Нарочитый цинизм Ла Фалуаза надоел остальной компании. Фукармон ограничился небрежным ответом:
— Справьтесь у своего кузена, милейший. Вот как раз и он.
— Верно! Это идея! — воскликнул Ла Фалуаз. — Держу пари на десять луидоров, что у нее есть бедра.
Фошри, действительно, только что вошел. В качестве своего человека он прошел через столовую, чтобы избежать толкотни в дверях. Возобновив в начале зимы связь с Розой, журналист делил свои чувства между певицей и графиней. Он был очень утомлен, и не знал, как порвать с одной из них. Сабина льстила его тщеславию, зато Роза больше занимала его. Впрочем, со стороны певицы это была истинная страсть, верная супружеская любовь, приводившая в отчаяние Миньона.
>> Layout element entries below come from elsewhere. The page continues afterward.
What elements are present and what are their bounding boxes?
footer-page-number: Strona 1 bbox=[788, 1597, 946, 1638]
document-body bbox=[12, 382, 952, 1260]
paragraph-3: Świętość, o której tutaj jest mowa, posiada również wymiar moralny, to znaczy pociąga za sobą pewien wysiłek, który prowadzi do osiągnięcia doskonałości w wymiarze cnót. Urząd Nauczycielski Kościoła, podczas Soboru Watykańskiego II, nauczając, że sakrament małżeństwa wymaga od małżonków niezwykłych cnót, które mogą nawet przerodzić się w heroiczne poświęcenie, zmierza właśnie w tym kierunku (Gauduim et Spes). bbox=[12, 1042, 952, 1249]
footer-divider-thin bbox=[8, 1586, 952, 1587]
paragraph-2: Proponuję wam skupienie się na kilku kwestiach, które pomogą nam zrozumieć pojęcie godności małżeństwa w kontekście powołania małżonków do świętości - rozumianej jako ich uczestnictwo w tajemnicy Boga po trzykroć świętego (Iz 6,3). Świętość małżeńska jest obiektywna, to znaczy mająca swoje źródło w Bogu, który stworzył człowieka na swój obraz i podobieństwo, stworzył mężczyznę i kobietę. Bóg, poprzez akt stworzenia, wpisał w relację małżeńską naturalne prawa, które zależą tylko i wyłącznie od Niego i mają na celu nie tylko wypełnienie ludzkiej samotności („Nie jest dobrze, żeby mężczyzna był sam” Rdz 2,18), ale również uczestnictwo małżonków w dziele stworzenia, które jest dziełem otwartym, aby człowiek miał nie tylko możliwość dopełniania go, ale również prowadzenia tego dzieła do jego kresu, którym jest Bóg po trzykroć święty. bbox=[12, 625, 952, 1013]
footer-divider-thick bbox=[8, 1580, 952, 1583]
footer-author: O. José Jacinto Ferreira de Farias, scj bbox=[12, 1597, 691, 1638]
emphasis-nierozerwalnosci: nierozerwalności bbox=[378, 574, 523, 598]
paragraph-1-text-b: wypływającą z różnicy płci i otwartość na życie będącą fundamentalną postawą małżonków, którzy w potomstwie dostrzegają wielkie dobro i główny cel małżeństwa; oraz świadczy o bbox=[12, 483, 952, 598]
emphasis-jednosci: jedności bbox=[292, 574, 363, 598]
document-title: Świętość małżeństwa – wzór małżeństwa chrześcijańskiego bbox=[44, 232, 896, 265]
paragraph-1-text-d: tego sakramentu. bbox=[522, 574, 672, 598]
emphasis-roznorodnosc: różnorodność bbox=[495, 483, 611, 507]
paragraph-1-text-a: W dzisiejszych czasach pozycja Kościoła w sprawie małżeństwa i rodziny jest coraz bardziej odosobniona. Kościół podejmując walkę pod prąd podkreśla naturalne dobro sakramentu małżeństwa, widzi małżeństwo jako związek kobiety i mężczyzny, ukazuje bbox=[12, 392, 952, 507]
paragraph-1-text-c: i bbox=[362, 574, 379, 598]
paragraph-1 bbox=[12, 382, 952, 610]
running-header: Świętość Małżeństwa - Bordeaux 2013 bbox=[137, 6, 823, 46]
— Послушай, мне нужна маленькая справка, — проговорил Ла Фалуаз, удерживая кузена за руку. — Видишь даму в белом шелковом платье?
Приобретя вместе с наследством наглую самоуверенность, он постоянно подтрунивал теперь над Фошри в отместку за старинную обиду, когда тот высмеивал только что приехавшего в Париж провинциала.
— Да-да, ту самую, в кружевах.
Журналист встал на цыпочки, все еще не понимая, в чем дело.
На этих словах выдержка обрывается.